I’m obsessed with familiarity – I like the same foods, drinks, TV shows – I find comfort in routines and structure. Vicki is always keen to ‘mix things up’ – I am not. I know I do it, and I sometimes wish I didn’t – but my brain just doesn’t seem to let me. I am trying to be better, and not get stuck in the same mental ruts.
I tell myself that change is exciting, fun and I should try new things – then another part off my brain is screaming that change is scary, and bad – and I should stick to the paths I’m used to.
When I walked into my favourite coffee place today (we are table), Ella smiled from behind the counter and said “Do you want a Kip and a Breakfast Croissant?” (I have a drink named after me because I order it so much).
I paused for a moment before replying.
Her face dropped. I was going rogue, I never go rogue – Vicki is the one that change her drink order each time. Not me,
“I want you to decide what drink and food I have today, so long as the drink is hot and the food is veggie”
The look on her face was priceless, but it felt good to break away from my normal routine. I was happy to let her pick my drink and Julie make my food.

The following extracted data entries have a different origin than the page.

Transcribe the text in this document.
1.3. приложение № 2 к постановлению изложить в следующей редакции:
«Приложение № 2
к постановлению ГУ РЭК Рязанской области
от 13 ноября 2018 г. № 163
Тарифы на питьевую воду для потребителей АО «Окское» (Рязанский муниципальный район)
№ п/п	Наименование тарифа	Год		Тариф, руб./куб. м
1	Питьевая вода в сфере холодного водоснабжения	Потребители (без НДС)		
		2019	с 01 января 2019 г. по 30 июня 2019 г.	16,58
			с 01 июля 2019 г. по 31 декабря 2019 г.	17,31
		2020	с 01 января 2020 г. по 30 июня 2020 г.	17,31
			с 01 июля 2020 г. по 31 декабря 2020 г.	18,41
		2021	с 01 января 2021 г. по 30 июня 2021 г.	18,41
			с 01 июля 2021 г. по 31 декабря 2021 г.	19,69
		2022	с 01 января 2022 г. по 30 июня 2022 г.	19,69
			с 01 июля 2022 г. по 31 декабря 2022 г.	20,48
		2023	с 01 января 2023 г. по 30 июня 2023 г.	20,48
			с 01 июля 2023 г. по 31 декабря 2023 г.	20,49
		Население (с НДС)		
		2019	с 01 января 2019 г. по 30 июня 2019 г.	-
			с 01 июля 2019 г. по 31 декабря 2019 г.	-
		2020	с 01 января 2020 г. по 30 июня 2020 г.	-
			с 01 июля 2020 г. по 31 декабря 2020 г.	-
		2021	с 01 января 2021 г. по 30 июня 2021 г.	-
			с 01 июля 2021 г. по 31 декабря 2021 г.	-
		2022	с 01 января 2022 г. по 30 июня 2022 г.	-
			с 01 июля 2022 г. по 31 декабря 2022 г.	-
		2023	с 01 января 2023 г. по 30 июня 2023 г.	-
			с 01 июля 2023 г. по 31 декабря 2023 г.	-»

I knew I wasn’t going to get anything bad – and thankfully I’ll consume just about anything – I’m not fussy.
I was presented with an Crème Brule Oat Milk Cappuccino and some Sourdough topped with Avocado and Garlic Roasted Tomatoes. It was divine – so, so GOOD! I wouldn’t have ever ordered it, I would have missed out on the deliciousness. Going rogue and off menu worked well for me and served as a reminder –
I need to do that more.
Whilst I find comfort in routines and the same things – I’m missing out, on literally everything else that isn’t in my routine, and that’s a LOT! I know deep down I’ll still always want a tea as soon as I wake up, I’ll still watch The Office (US) forever more.
I will endeavour to try new things, mix it up a bit. I don’t imagine everything will be a success, but that’s okay.